The first week of spring training was devoted almost exclusively to conditioning exercises, and it is hard to distinguish yourself doing sit-ups. Spiezio soothed his impatience by swinging a weighted bat in the living room of the house he rented in St. Petersburg and occasionally taking snapshots of his infant daughter, Debbie.

Eventually Spiezio got his chance to bat in an exhibition game, and what should he see but a big, fat, hanging curve. "I kept thinking, wait for it, wait for it—and I didn't. I struck out, and I thought I'd better get back to the batting cage. I don't strike out often and when I do, boy, it makes me mad."

Grover Resinger, who was helping out in the Cardinal camp, watched Spiezio take his practice swings and frowned. "Ed," he told him, "you're not crouching and exploding at the pitch the way you used to." Spiezio says, "Of course. That was it. Spring like a snake. It all came back, and I knew I was the master again. I didn't care what pitcher it was or what pitch he threw me. I was going to hit it." Dennis Ribant of the Mets threw a fast ball, and Spiezio hit it for a single. The next day the Reds' Bill Henry tried a curve, and Spiezio hit that for a single. Two days later three Pirate pitchers tried an assortment of pitches, and Spiezio tripled off the center-field fence, doubled off the right-field fence and lined a single to left. "Hey, baby," said Cardinal Out-fielder Carl Warwick, "are you really human?"
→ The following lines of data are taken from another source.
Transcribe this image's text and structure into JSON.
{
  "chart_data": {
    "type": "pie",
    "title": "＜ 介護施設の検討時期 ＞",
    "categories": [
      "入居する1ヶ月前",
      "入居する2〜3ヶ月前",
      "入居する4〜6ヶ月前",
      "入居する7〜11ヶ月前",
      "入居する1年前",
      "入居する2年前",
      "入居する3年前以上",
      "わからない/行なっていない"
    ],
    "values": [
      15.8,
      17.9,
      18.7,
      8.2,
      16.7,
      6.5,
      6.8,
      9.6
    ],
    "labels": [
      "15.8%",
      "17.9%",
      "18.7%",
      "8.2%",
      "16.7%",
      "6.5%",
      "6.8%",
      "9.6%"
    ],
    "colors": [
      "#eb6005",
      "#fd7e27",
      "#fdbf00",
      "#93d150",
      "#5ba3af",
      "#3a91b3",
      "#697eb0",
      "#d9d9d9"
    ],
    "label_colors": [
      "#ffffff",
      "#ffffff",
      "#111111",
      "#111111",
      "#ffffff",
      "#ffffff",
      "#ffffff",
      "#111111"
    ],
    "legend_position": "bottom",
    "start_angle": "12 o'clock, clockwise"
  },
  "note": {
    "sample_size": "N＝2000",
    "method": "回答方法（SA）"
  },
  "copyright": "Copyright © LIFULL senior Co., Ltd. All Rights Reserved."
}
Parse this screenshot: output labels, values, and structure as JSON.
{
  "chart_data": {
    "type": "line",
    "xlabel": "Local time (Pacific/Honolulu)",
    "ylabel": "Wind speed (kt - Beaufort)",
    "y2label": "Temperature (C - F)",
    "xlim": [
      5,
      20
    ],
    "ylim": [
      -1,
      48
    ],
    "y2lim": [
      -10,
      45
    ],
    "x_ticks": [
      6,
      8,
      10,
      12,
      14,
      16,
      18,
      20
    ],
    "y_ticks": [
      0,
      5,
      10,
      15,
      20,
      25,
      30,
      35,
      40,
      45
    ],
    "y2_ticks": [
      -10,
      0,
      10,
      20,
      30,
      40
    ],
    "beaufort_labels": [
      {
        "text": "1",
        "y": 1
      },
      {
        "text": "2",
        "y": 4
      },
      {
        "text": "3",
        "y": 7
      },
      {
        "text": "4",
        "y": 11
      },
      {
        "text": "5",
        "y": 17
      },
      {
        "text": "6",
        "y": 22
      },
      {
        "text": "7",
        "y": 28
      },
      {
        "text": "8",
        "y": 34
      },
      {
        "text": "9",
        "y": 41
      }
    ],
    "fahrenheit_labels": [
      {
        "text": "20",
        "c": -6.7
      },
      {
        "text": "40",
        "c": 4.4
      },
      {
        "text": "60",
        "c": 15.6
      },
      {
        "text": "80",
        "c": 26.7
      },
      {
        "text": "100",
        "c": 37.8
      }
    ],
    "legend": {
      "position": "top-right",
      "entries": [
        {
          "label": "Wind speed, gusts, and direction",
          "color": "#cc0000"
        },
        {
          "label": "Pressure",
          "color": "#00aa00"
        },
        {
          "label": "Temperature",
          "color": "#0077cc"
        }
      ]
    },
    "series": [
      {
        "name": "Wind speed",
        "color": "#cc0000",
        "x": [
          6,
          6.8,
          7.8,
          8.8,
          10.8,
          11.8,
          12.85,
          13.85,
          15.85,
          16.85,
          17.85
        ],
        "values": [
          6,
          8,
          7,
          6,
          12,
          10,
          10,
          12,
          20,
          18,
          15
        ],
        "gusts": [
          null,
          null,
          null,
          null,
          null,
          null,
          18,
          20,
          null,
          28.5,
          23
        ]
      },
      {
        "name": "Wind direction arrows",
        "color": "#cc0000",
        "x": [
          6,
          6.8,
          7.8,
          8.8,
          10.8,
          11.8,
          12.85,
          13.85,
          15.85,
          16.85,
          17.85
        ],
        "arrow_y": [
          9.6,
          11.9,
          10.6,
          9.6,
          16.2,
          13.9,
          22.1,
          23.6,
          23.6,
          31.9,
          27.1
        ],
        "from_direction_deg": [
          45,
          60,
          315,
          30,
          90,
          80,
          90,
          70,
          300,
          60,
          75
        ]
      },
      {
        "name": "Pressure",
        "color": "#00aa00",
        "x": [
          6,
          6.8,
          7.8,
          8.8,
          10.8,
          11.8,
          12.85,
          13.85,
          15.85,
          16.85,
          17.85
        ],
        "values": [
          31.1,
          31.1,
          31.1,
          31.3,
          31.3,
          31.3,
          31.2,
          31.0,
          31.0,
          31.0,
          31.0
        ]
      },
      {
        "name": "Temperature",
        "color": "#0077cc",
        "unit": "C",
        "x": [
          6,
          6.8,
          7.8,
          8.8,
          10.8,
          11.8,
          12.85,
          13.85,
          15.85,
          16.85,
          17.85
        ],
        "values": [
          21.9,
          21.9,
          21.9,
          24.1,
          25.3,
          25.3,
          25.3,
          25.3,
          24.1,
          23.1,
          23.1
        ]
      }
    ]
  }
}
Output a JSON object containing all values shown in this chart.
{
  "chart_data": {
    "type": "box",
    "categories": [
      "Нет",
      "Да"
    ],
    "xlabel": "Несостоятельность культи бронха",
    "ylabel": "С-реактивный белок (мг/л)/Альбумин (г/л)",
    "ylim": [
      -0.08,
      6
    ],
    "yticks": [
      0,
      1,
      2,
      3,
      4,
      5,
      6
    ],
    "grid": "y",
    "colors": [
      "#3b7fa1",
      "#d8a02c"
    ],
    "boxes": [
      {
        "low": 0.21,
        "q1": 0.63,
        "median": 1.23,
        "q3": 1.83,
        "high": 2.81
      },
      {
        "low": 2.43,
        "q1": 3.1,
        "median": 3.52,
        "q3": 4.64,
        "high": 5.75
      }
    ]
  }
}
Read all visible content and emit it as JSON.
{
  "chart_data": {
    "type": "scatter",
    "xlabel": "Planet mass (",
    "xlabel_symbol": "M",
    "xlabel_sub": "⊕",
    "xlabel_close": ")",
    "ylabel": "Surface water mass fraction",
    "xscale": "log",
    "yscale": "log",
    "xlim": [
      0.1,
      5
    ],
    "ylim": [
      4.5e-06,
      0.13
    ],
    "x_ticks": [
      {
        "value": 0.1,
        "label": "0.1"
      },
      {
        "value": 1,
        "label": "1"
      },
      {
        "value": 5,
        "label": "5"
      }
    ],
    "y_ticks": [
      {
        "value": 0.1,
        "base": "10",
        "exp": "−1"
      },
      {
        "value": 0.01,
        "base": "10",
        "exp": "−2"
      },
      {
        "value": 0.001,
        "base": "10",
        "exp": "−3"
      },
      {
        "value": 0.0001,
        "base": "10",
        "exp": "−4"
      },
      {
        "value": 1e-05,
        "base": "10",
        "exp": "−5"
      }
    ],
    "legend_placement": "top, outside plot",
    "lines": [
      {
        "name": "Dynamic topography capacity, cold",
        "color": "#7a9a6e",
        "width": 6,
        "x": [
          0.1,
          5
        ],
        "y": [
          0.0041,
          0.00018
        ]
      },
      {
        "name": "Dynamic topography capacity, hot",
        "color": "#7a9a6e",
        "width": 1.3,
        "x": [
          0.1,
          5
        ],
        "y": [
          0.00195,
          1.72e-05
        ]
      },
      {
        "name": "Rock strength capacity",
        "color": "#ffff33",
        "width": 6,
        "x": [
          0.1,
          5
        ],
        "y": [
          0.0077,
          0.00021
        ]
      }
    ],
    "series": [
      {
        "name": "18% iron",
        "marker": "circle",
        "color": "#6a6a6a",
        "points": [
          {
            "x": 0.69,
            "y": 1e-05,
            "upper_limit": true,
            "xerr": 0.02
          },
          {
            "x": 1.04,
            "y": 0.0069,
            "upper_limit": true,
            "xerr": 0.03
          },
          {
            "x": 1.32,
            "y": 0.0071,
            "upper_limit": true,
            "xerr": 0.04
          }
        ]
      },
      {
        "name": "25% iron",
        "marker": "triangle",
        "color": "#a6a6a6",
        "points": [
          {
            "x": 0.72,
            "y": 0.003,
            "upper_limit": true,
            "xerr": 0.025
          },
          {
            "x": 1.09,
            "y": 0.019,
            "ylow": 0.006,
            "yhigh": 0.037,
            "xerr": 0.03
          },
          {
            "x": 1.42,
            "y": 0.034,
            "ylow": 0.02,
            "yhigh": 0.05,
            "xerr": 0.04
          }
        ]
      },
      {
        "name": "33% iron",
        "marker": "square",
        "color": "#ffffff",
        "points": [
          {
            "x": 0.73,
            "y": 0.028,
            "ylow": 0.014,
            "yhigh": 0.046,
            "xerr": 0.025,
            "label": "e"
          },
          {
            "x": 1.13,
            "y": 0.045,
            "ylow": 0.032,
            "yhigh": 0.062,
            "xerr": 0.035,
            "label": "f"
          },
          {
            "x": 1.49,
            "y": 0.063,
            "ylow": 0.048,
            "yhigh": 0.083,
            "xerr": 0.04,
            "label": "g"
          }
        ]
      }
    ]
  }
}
The Cardinals, by then, had some serious doubts. But last week, in the first game between the Cardinals and the Yankees since the World Series, Spiezio came to bat in the seventh inning and meekly popped up. The Cardinal brain trust let out a heartfelt sigh of relief. But the Yankees, who don't care about the Cardinals' problems, tied the score, and Spiezio got another chance in the ninth. Pity. With his weight heavily on his back foot, Spiezio waited until the last second before springing like a snake at Bill Stafford's fast ball, and oops, he did it again. The ball came back to earth well over the left-fielder's head some 430 feet away, Spiezio had a triple, and the Cardinals won the ball game. "Shee," said Red Schoendienst.